Twain's birth name was Samuel Langhorne Clemens. His father died in early 1847, so he had to go to work to help support his family. His first job was as a printer's apprentice, which he began in 1848. His travels began not long after this. After working for his brother, Orion, at the Hannibal newspaper, the Journal, he went on to New York, Philadelphia, and Cincinnati to work as a printer (beginning in 1853) and returned to Missouri at the age of 22 in 1857. His education came through reading at public libraries.
At this time, he earned his steamboat piloting license by 1859. During the Civil War, Twain moved west, and lived in Nevada (where he worked for a time as a silver miner) and California. In both Nevada and California he worked as a journalist.
One of his assignments led his traveling to Hawaii and further to the Mediterranean. His book The Innocents Abroad was a result of this period.
By 1870, Mark Twain had met Olivia Langdon and married her in February of that year. They were married in Elmira, and lived in Buffalo for a few years, where he worked as a journalist. Later (1871), the family moved to Connecticut, which was home for the family for the rest of Twain's life.
Mark Twain, as mentioned earlier, was also something of an inventor. He reinvented himself by using pseudonyms for his writing. He has become known as Mark Twain, even though his birth name is Samuel Langhorne Clemens. Other pseudonyms he used included "Josh" in some early writings, and "Thomas Jefferson Snodgrass."

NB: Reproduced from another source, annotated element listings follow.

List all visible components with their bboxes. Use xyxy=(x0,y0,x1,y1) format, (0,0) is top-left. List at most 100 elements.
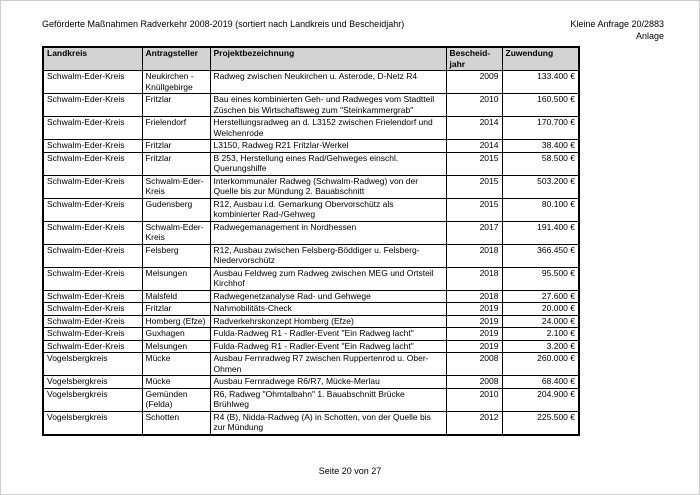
cell-zuwendung: 68.400 € xyxy=(501,375,580,389)
cell-zuwendung: 58.500 € xyxy=(501,151,580,176)
cell-projektbezeichnung: Ausbau Fernradweg R7 zwischen Ruppertenr… xyxy=(209,352,447,376)
cell-landkreis: Schwalm-Eder-Kreis xyxy=(42,289,143,303)
cell-landkreis: Schwalm-Eder-Kreis xyxy=(42,116,143,140)
cell-bescheidjahr: 2009 xyxy=(445,70,503,94)
cell-antragsteller: Frielendorf xyxy=(141,116,211,140)
cell-bescheidjahr: 2019 xyxy=(445,314,503,328)
cell-bescheidjahr: 2019 xyxy=(445,339,503,353)
table-row: Vogelsbergkreis Gemünden (Felda) R6, Radwe… xyxy=(42,387,580,412)
table-row: Schwalm-Eder-Kreis Fritzlar Bau eines komb… xyxy=(42,93,580,117)
cell-bescheidjahr: 2019 xyxy=(445,302,503,316)
cell-zuwendung: 38.400 € xyxy=(501,139,580,153)
table-row: Schwalm-Eder-Kreis Melsungen Ausbau Feldwe… xyxy=(42,266,580,291)
cell-projektbezeichnung: R12, Ausbau zwischen Felsberg-Böddiger u… xyxy=(209,243,447,268)
cell-landkreis: Schwalm-Eder-Kreis xyxy=(42,266,143,291)
cell-zuwendung: 503.200 € xyxy=(501,174,580,199)
reference-annex: Anlage xyxy=(635,31,664,41)
cell-antragsteller: Guxhagen xyxy=(141,327,211,341)
table-row: Schwalm-Eder-Kreis Melsungen Fulda-Radweg … xyxy=(42,339,580,353)
table-row: Schwalm-Eder-Kreis Schwalm-Eder-Kreis Radw… xyxy=(42,220,580,245)
cell-zuwendung: 260.000 € xyxy=(501,352,580,376)
column-header-zuwendung: Zuwendung xyxy=(501,46,580,71)
cell-landkreis: Vogelsbergkreis xyxy=(42,410,143,435)
document-header: Geförderte Maßnahmen Radverkehr 2008-201… xyxy=(42,18,664,42)
column-header-projektbezeichnung: Projektbezeichnung xyxy=(209,46,447,71)
table-row: Schwalm-Eder-Kreis Homberg (Efze) Radverke… xyxy=(42,314,580,328)
table-header: Landkreis Antragsteller Projektbezeichnu… xyxy=(42,46,580,71)
cell-zuwendung: 204.900 € xyxy=(501,387,580,412)
cell-projektbezeichnung: B 253, Herstellung eines Rad/Gehweges ei… xyxy=(209,151,447,176)
table-row: Schwalm-Eder-Kreis Felsberg R12, Ausbau zw… xyxy=(42,243,580,268)
cell-bescheidjahr: 2015 xyxy=(445,151,503,176)
page-footer: Seite 20 von 27 xyxy=(318,466,382,476)
page-title: Geförderte Maßnahmen Radverkehr 2008-201… xyxy=(42,19,405,29)
cell-antragsteller: Gudensberg xyxy=(141,197,211,222)
cell-antragsteller: Fritzlar xyxy=(141,93,211,117)
cell-landkreis: Schwalm-Eder-Kreis xyxy=(42,302,143,316)
cell-projektbezeichnung: Ausbau Fernradwege R6/R7, Mücke-Merlau xyxy=(209,375,447,389)
cell-landkreis: Schwalm-Eder-Kreis xyxy=(42,339,143,353)
cell-projektbezeichnung: Radwegenetzanalyse Rad- und Gehwege xyxy=(209,289,447,303)
cell-landkreis: Schwalm-Eder-Kreis xyxy=(42,93,143,117)
cell-antragsteller: Homberg (Efze) xyxy=(141,314,211,328)
cell-zuwendung: 95.500 € xyxy=(501,266,580,291)
table-row: Vogelsbergkreis Mücke Ausbau Fernradwege R… xyxy=(42,375,580,389)
cell-antragsteller: Melsungen xyxy=(141,339,211,353)
cell-projektbezeichnung: Fulda-Radweg R1 - Radler-Event "Ein Radw… xyxy=(209,327,447,341)
cell-zuwendung: 160.500 € xyxy=(501,93,580,117)
table-row: Schwalm-Eder-Kreis Guxhagen Fulda-Radweg R… xyxy=(42,327,580,341)
cell-projektbezeichnung: Bau eines kombinierten Geh- und Radweges… xyxy=(209,93,447,117)
cell-landkreis: Schwalm-Eder-Kreis xyxy=(42,327,143,341)
cell-antragsteller: Fritzlar xyxy=(141,151,211,176)
cell-landkreis: Schwalm-Eder-Kreis xyxy=(42,174,143,199)
cell-antragsteller: Melsungen xyxy=(141,266,211,291)
cell-projektbezeichnung: Radwegemanagement in Nordhessen xyxy=(209,220,447,245)
cell-projektbezeichnung: L3150, Radweg R21 Fritzlar-Werkel xyxy=(209,139,447,153)
cell-projektbezeichnung: Herstellungsradweg an d. L3152 zwischen … xyxy=(209,116,447,140)
reference-number: Kleine Anfrage 20/2883 xyxy=(570,19,664,29)
cell-bescheidjahr: 2015 xyxy=(445,174,503,199)
table-row: Schwalm-Eder-Kreis Malsfeld Radwegenetzana… xyxy=(42,289,580,303)
cell-bescheidjahr: 2014 xyxy=(445,116,503,140)
cell-bescheidjahr: 2008 xyxy=(445,375,503,389)
cell-bescheidjahr: 2018 xyxy=(445,289,503,303)
cell-antragsteller: Fritzlar xyxy=(141,302,211,316)
table-body: Schwalm-Eder-Kreis Neukirchen - Knüllgebi… xyxy=(42,70,580,435)
cell-landkreis: Schwalm-Eder-Kreis xyxy=(42,243,143,268)
cell-antragsteller: Mücke xyxy=(141,375,211,389)
cell-zuwendung: 3.200 € xyxy=(501,339,580,353)
cell-zuwendung: 170.700 € xyxy=(501,116,580,140)
document-reference: Kleine Anfrage 20/2883 Anlage xyxy=(570,18,664,42)
cell-zuwendung: 80.100 € xyxy=(501,197,580,222)
cell-bescheidjahr: 2018 xyxy=(445,266,503,291)
cell-projektbezeichnung: Radweg zwischen Neukirchen u. Asterode, … xyxy=(209,70,447,94)
column-header-bescheidjahr: Bescheid-jahr xyxy=(445,46,503,71)
cell-zuwendung: 20.000 € xyxy=(501,302,580,316)
funding-table: Landkreis Antragsteller Projektbezeichnu… xyxy=(42,46,580,436)
cell-bescheidjahr: 2014 xyxy=(445,139,503,153)
table-row: Schwalm-Eder-Kreis Schwalm-Eder-Kreis Inte… xyxy=(42,174,580,199)
cell-projektbezeichnung: Ausbau Feldweg zum Radweg zwischen MEG u… xyxy=(209,266,447,291)
cell-projektbezeichnung: R6, Radweg "Ohmtalbahn" 1. Bauabschnitt … xyxy=(209,387,447,412)
table-row: Schwalm-Eder-Kreis Fritzlar L3150, Radweg … xyxy=(42,139,580,153)
cell-zuwendung: 27.600 € xyxy=(501,289,580,303)
cell-projektbezeichnung: Fulda-Radweg R1 - Radler-Event "Ein Radw… xyxy=(209,339,447,353)
cell-zuwendung: 24.000 € xyxy=(501,314,580,328)
cell-bescheidjahr: 2019 xyxy=(445,327,503,341)
cell-landkreis: Schwalm-Eder-Kreis xyxy=(42,70,143,94)
cell-antragsteller: Schotten xyxy=(141,410,211,435)
cell-bescheidjahr: 2010 xyxy=(445,93,503,117)
table-row: Schwalm-Eder-Kreis Fritzlar B 253, Herstel… xyxy=(42,151,580,176)
cell-projektbezeichnung: Interkommunaler Radweg (Schwalm-Radweg) … xyxy=(209,174,447,199)
cell-landkreis: Schwalm-Eder-Kreis xyxy=(42,139,143,153)
cell-antragsteller: Schwalm-Eder-Kreis xyxy=(141,220,211,245)
cell-antragsteller: Neukirchen - Knüllgebirge xyxy=(141,70,211,94)
cell-antragsteller: Schwalm-Eder-Kreis xyxy=(141,174,211,199)
cell-projektbezeichnung: R12, Ausbau i.d. Gemarkung Obervorschütz… xyxy=(209,197,447,222)
table-header-row: Landkreis Antragsteller Projektbezeichnu… xyxy=(42,46,580,71)
cell-antragsteller: Mücke xyxy=(141,352,211,376)
cell-projektbezeichnung: R4 (B), Nidda-Radweg (A) in Schotten, vo… xyxy=(209,410,447,435)
cell-zuwendung: 225.500 € xyxy=(501,410,580,435)
cell-antragsteller: Fritzlar xyxy=(141,139,211,153)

Mark Twain kept scrapbooks for much of his life. One of the things that bothered him was having to glue things into his scrapbooks. He solved this problem by inventing a scrapbook with thin strips of glue already on the pages. He patented it in 1872. This was his one patented invention that actually earned him some money.
Mark Twain continued traveling, learning and writing his whole life. Some of his ideas were controversial. Some seemed pretty ordinary. Much of his life was exciting. Much was ordinary. He experienced tragedy, as well-the death of his father when young, death of most of his siblings, death of most of his children before his own death, the death of his wife in 1904. But all the while, he wrote. His written works are an essential part of American literary history, at the least. His is one of the most famous of American writers in the world.